Single variety e single vineyard (e già per questo affascinante) il Chianti Riserva 1797 di Podere Ghisone è prodotto a partire da uve Sangiovese provenienti da un solo vigneto: poco più di mezzo ettaro, in località Gigliola a Montespertoli; viti di 20 anni, impiantate su suolo di natura prevalentemente argillosa esposto verso Est, allevate a cordone speronato.
Le uve, raccolte manualmente, sono sottoposte prima della fermentazione a macerazione a freddo, procedimento in cui le basse temperature favoriscono l’estrazione di sostanza colorante e componenti aromatiche dalle bucce. La fermentazione avviene poi in serbatoi in acciaio inox a temperatura controllata e al suo termine il vino ottenuto rimane per ulteriori 2-3 settimane in macerazione con le bucce per massimizzare da queste l’estrazione di tannini e antociani, fondamentali per la stabilità del colore, la struttura e la longevità del vino stesso.

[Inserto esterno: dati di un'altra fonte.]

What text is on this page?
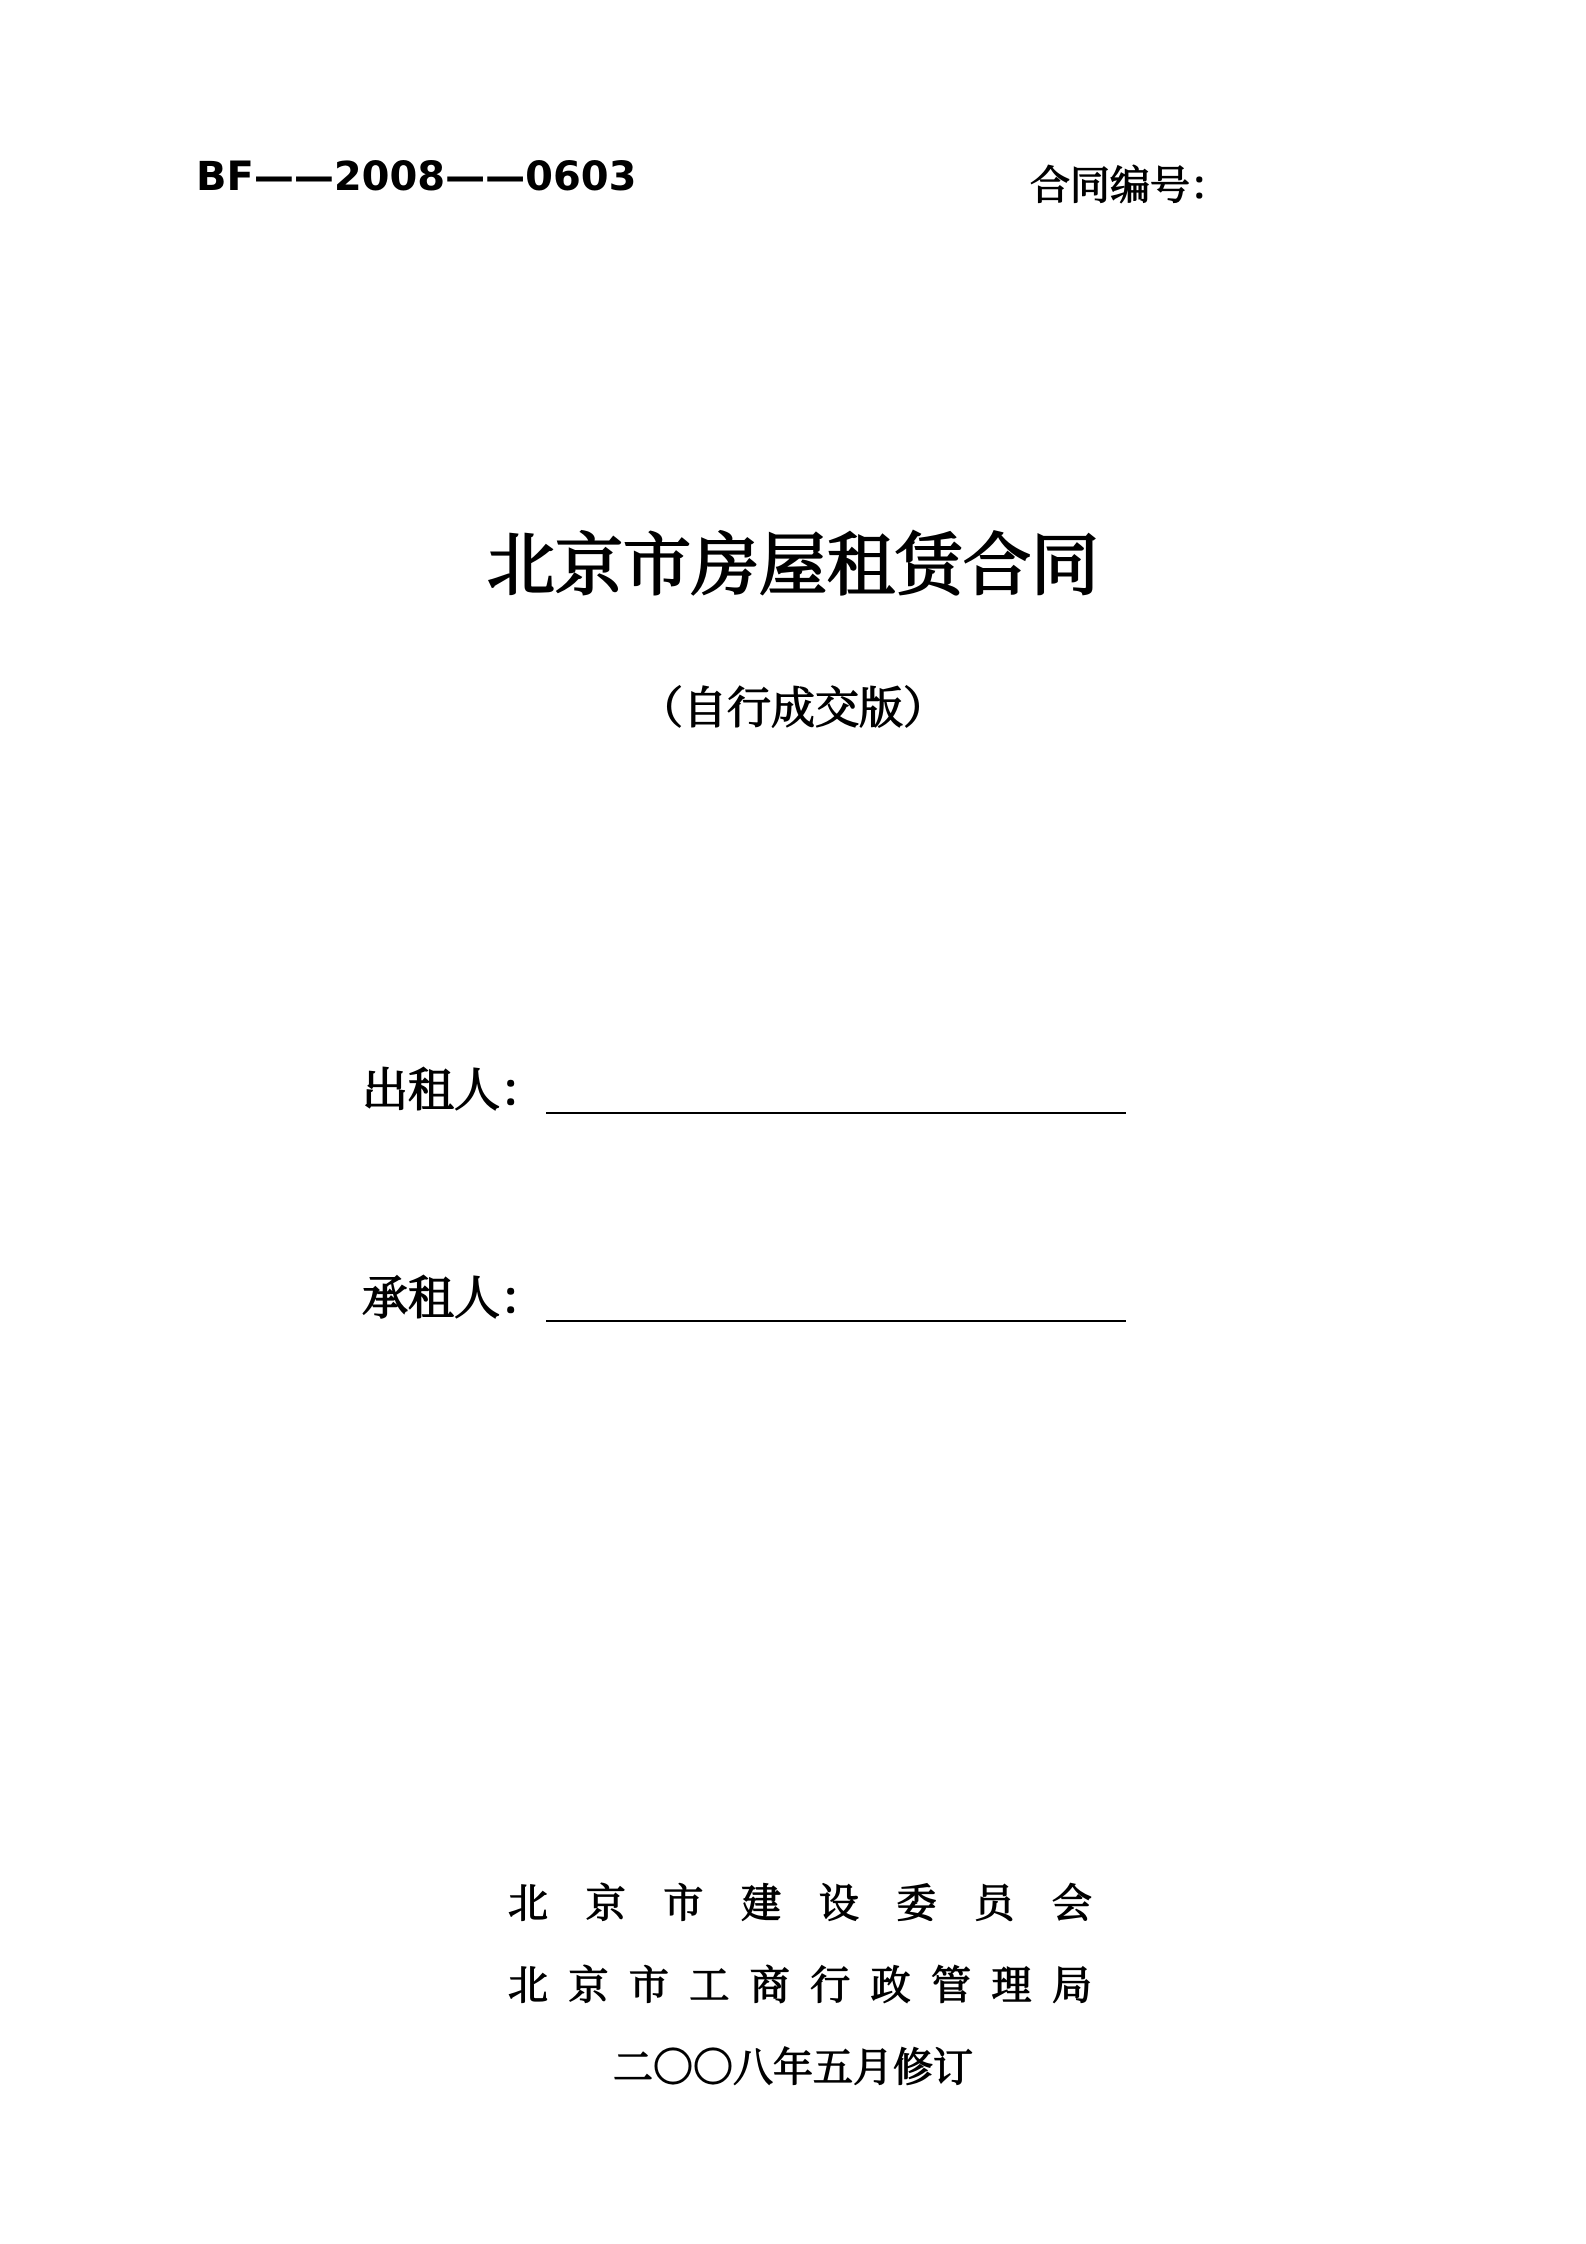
BF——2008——0603	合同编号：
北京市房屋租赁合同
（自行成交版）
出租人：
承租人：
北 京 市 建 设 委 员 会
北 京 市 工 商 行 政 管 理 局
二〇〇八年五月修订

Alla svinatura il vino è trasferito in tini di cemento, dove svolge la fermentazione malolattica, e successivamente in tonneaux, recipienti in rovere da 5 hl, in cui affina per 18 mesi. A seguito dell’imbottigliamento il Chianti Riserva riposa in bottiglia per un periodo di almeno sei mesi. E’ in quest’ultima e fondamentale fase, che può durare anche molti anni, che il vino matura e raggiunge il suo massimo potenziale organolettico.
Il Chianti Riserva 1797 viene prodotto solo in annate particolarmente favorevoli, ed io assaggio insieme a Luca la 2015, attualmente sul mercato ed ultima prodotta. Il colore è rubino intenso e, inizialmente timido all’olfatto, sprigiona con il passare dei secondi un bouquet sempre più particolareggiato e intenso, fatto di sentori delicati di viola selvatica e profumi dolci, scuri, di mora, mirtillo, ribes nero, prugna, amarena uniti a note avvolgenti di sottobosco, erbe aromatiche, tabacco tostato.
In bocca è pieno e caldo, con una fitta trama di tannini che, sebbene ancora non completamente maturi, donano struttura e complessità. Il finale è lunghissimo e lascia in bocca una generale sensazione di dolcezza, accentuata dagli intensi aromi di frutti di bosco percepiti nel retronaso.
Il Sangiovese è un vitigno lunatico, dal carattere a volte suadente, a volte ruvido e scontroso, e saperlo interpretare rappresenta spesso una sfida per i produttori. Per questo viene spesso vinificato insieme ad altre varietà complementari, e per questo, quando mi trovo di fronte ad un Sangiovese che riesce ad esprimere al meglio le sue qualità, ne vengo conquistato.
Il Chianti Riserva 1797, così chiamato in omaggio alla lunga storia che lega la famiglia Nesi a Ghisone, mi ha stupito perché è un Sangiovese riconoscibile, sincero, senza infiocchettamenti, le cui caratteristiche varietali sono esaltate dall’affinamento in legno e in bottiglia. Ha personalità da vendere e, seppure già pronto per essere gustato, dimostra ancora un notevole potenziale di invecchiamento. E’ come una giovane stella dello sport, con davanti un futuro radioso, ma che già regala lampi di pura classe.